Ingredients
Equipment
Method
Blend the ice cream base
- Blend whole milk, heavy cream, pure maple syrup, brown sugar, cream cheese, vanilla extract, maple extract if using, and salt until completely smooth. Stop and scrape down if needed so the mixture looks uniform and lump-free.
Freeze, spin, and adjust
- Pour the mixture into the Ninja Creami pint container and freeze for 24 hours. The top should be fully solid before processing.
- Process on the Ice Cream setting until the texture turns dense and scoopable. If it seems too thick or icy, re-spin using 1 tablespoon milk.
Add mix-in and serve
- Use the Mix-In function to fold in candied walnuts or pecans. Mix only until the nuts are evenly distributed.

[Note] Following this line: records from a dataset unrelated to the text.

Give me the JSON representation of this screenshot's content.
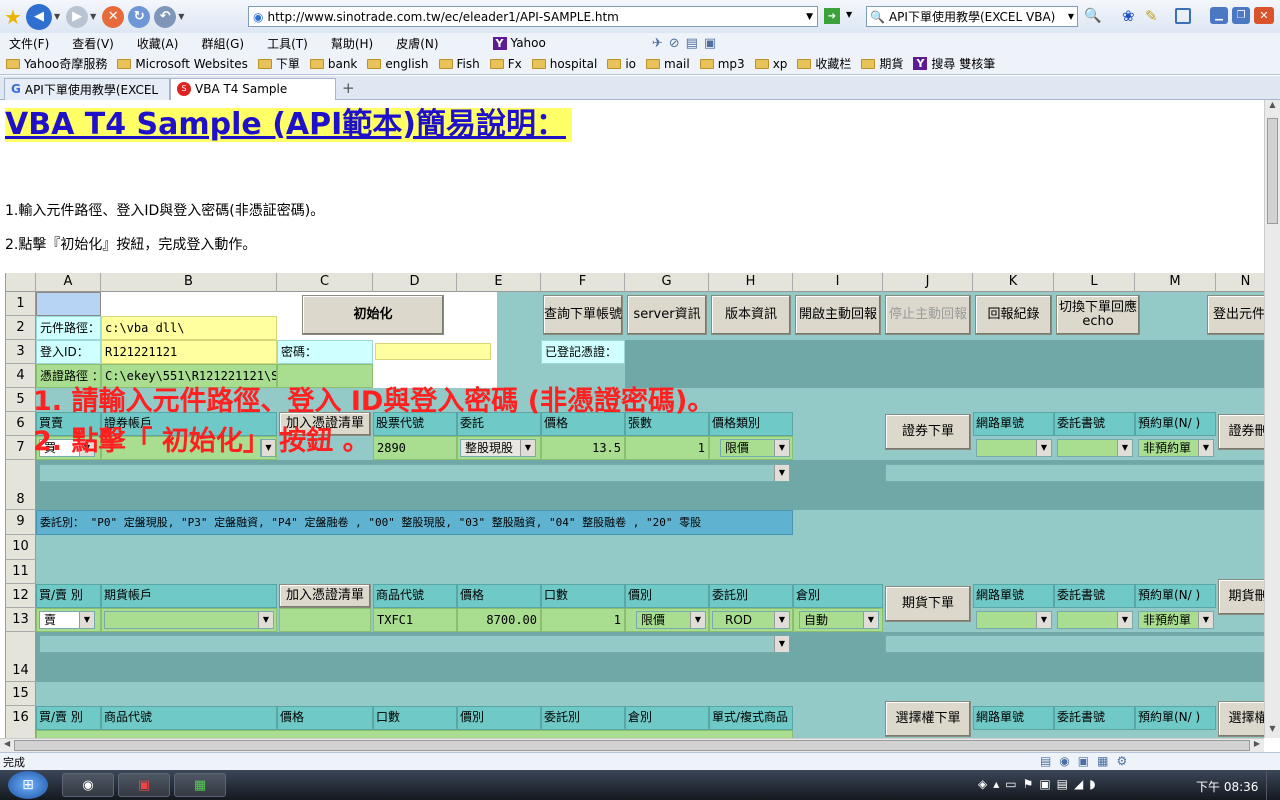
{
  "browser": {
    "url": "http://www.sinotrade.com.tw/ec/eleader1/API-SAMPLE.htm",
    "search": "API下單使用教學(EXCEL VBA)",
    "menu": [
      "文件(F)",
      "查看(V)",
      "收藏(A)",
      "群組(G)",
      "工具(T)",
      "幫助(H)",
      "皮膚(N)"
    ],
    "yahoo": "Yahoo",
    "favorites": [
      "Yahoo奇摩服務",
      "Microsoft Websites",
      "下單",
      "bank",
      "english",
      "Fish",
      "Fx",
      "hospital",
      "io",
      "mail",
      "mp3",
      "xp",
      "收藏栏",
      "期貨"
    ],
    "fav_search": "搜尋 雙核筆",
    "tabs": [
      "API下單使用教學(EXCEL",
      "VBA T4 Sample"
    ],
    "status": "完成",
    "clock": "下午 08:36"
  },
  "page": {
    "title": "VBA T4 Sample (API範本)簡易說明：",
    "step1": "1.輸入元件路徑、登入ID與登入密碼(非憑証密碼)。",
    "step2": "2.點擊『初始化』按紐，完成登入動作。",
    "overlay1": "1. 請輸入元件路徑、登入 ID與登入密碼 (非憑證密碼)。",
    "overlay2": "2. 點擊「 初始化」 按鈕 。"
  },
  "sheet": {
    "cols": [
      "A",
      "B",
      "C",
      "D",
      "E",
      "F",
      "G",
      "H",
      "I",
      "J",
      "K",
      "L",
      "M",
      "N"
    ],
    "rows": [
      "1",
      "2",
      "3",
      "4",
      "5",
      "6",
      "7",
      "8",
      "9",
      "10",
      "11",
      "12",
      "13",
      "14",
      "15",
      "16"
    ],
    "b_init": "初始化",
    "path_label": "元件路徑：",
    "path_value": "c:\\vba dll\\",
    "id_label": "登入ID：",
    "id_value": "R121221121",
    "pw_label": "密碼：",
    "cert_label": "憑證路徑 ：",
    "cert_value": "C:\\ekey\\551\\R121221121\\S",
    "registered": "已登記憑證：",
    "b_query": "查詢下單帳號",
    "b_server": "server資訊",
    "b_version": "版本資訊",
    "b_start": "開啟主動回報",
    "b_stop": "停止主動回報",
    "b_record": "回報紀錄",
    "b_echo": "切換下單回應 echo",
    "b_logout": "登出元件",
    "r6": [
      "買賣",
      "證券帳戶",
      "加入憑證清單",
      "股票代號",
      "委託",
      "價格",
      "張數",
      "價格類別"
    ],
    "r7": {
      "side": "買",
      "stock": "2890",
      "order": "整股現股",
      "price": "13.5",
      "qty": "1",
      "ptype": "限價",
      "rtype": "非預約單"
    },
    "b_stock": "證券下單",
    "b_stock_n": "證券刪",
    "net": "網路單號",
    "doc": "委託書號",
    "pre": "預約單(N/ )",
    "r9": "委託別：  \"P0\" 定盤現股, \"P3\" 定盤融資, \"P4\" 定盤融卷 , \"00\" 整股現股, \"03\" 整股融資, \"04\" 整股融卷 , \"20\" 零股",
    "r12": [
      "買/賣 別",
      "期貨帳戶",
      "加入憑證清單",
      "商品代號",
      "價格",
      "口數",
      "價別",
      "委託別",
      "倉別"
    ],
    "r13": {
      "side": "賣",
      "code": "TXFC1",
      "price": "8700.00",
      "qty": "1",
      "ptype": "限價",
      "otype": "ROD",
      "pos": "自動",
      "rtype": "非預約單"
    },
    "b_fut": "期貨下單",
    "b_fut_n": "期貨刪",
    "r16": [
      "買/賣 別",
      "商品代號",
      "價格",
      "口數",
      "價別",
      "委託別",
      "倉別",
      "單式/複式商品"
    ],
    "b_opt": "選擇權下單",
    "b_opt_n": "選擇權"
  }
}
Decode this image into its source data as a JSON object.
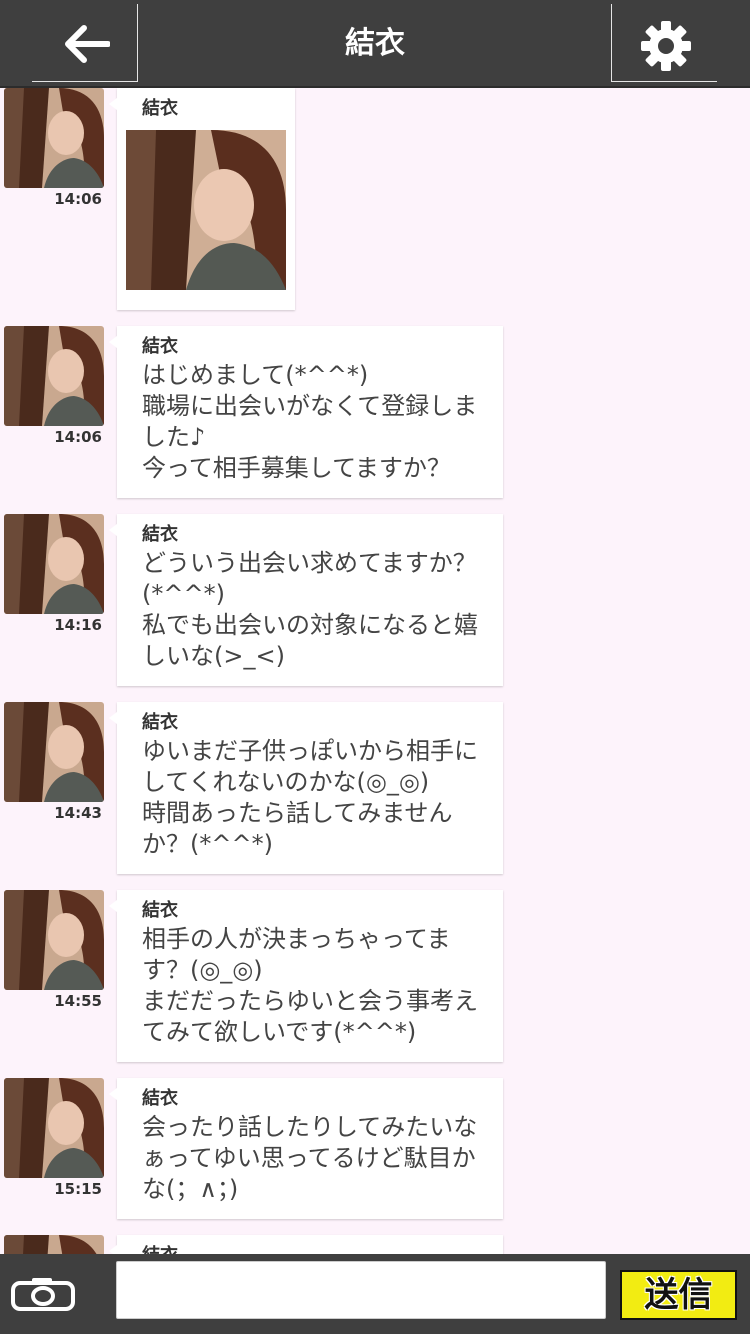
{
  "header": {
    "title": "結衣"
  },
  "messages": [
    {
      "sender": "結衣",
      "time": "14:06",
      "type": "image",
      "text": ""
    },
    {
      "sender": "結衣",
      "time": "14:06",
      "type": "text",
      "text": "はじめまして(*^^*)\n職場に出会いがなくて登録しま\nした♪\n今って相手募集してますか？"
    },
    {
      "sender": "結衣",
      "time": "14:16",
      "type": "text",
      "text": "どういう出会い求めてますか？\n(*^^*)\n私でも出会いの対象になると嬉\nしいな(>_<)"
    },
    {
      "sender": "結衣",
      "time": "14:43",
      "type": "text",
      "text": "ゆいまだ子供っぽいから相手に\nしてくれないのかな(◎_◎)\n時間あったら話してみません\nか？(*^^*)"
    },
    {
      "sender": "結衣",
      "time": "14:55",
      "type": "text",
      "text": "相手の人が決まっちゃってま\nす？(◎_◎)\nまだだったらゆいと会う事考え\nてみて欲しいです(*^^*)"
    },
    {
      "sender": "結衣",
      "time": "15:15",
      "type": "text",
      "text": "会ったり話したりしてみたいな\nぁってゆい思ってるけど駄目か\nな(；∧；)"
    },
    {
      "sender": "結衣",
      "time": "",
      "type": "text",
      "text": ""
    }
  ],
  "composer": {
    "value": "",
    "send_label": "送信"
  },
  "colors": {
    "header_bg": "#3f3f3f",
    "chat_bg": "#fdf3fb",
    "send_button": "#f2ec12"
  }
}
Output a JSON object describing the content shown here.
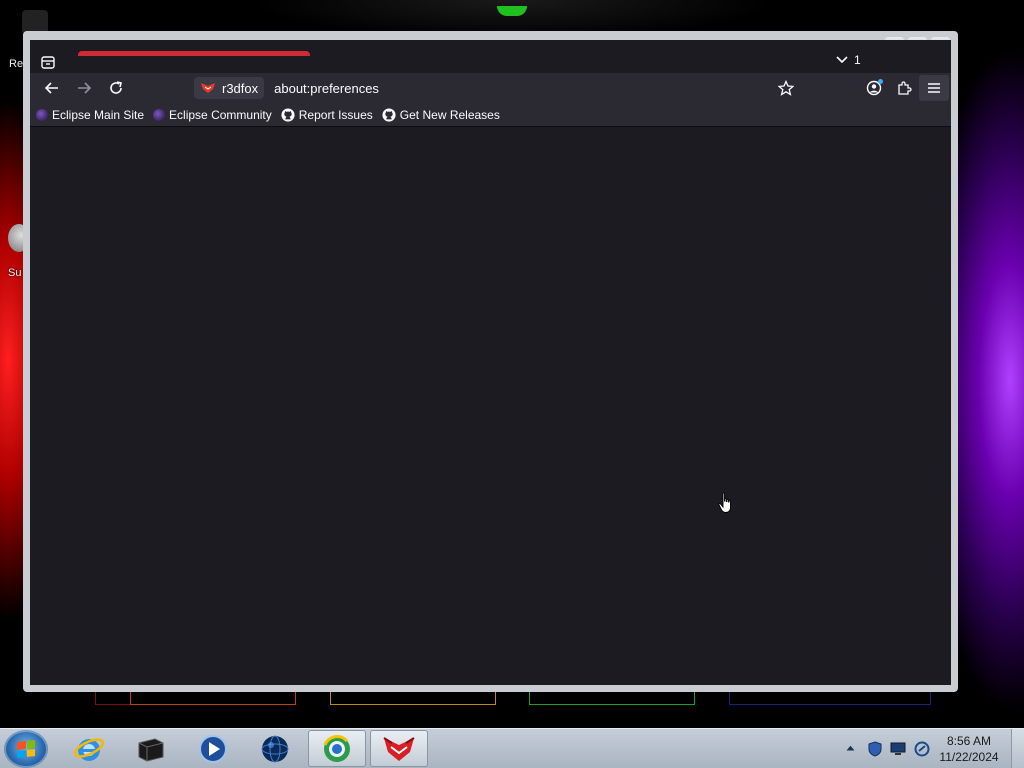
{
  "desktop": {
    "icon_labels": [
      "Re",
      "Su"
    ]
  },
  "browser": {
    "tab_count": "1",
    "url": "about:preferences",
    "identity_label": "r3dfox",
    "bookmarks": [
      {
        "label": "Eclipse Main Site",
        "icon": "eclipse-icon"
      },
      {
        "label": "Eclipse Community",
        "icon": "eclipse-icon"
      },
      {
        "label": "Report Issues",
        "icon": "github-icon"
      },
      {
        "label": "Get New Releases",
        "icon": "github-icon"
      }
    ],
    "accent_color": "#cf2a35"
  },
  "taskbar": {
    "pinned": [
      {
        "name": "internet-explorer",
        "icon": "ie-icon"
      },
      {
        "name": "black-box",
        "icon": "box-app-icon"
      },
      {
        "name": "media-player",
        "icon": "media-player-icon"
      },
      {
        "name": "globe",
        "icon": "globe-icon"
      },
      {
        "name": "browser-circle",
        "icon": "browser-circle-icon"
      },
      {
        "name": "r3dfox",
        "icon": "r3dfox-icon"
      }
    ],
    "clock": {
      "time": "8:56 AM",
      "date": "11/22/2024"
    }
  }
}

- Drizzle with extra maple syrup and serve. Add the drizzle right before eating so it stays glossy.
Notes
For the smoothest texture, blend until no specks of cream cheese remain, then freeze completely (at least 24 hours). Store finished ice cream covered in the pint in the freezer for up to 1 week; for best scoopability, let it sit at room temperature for 3–5 minutes before serving. Freezing again after processing can make it harder; re-spin only if needed. If you need a dairy-lite version, use lactose-free milk and lactose-free cream (texture will remain closest).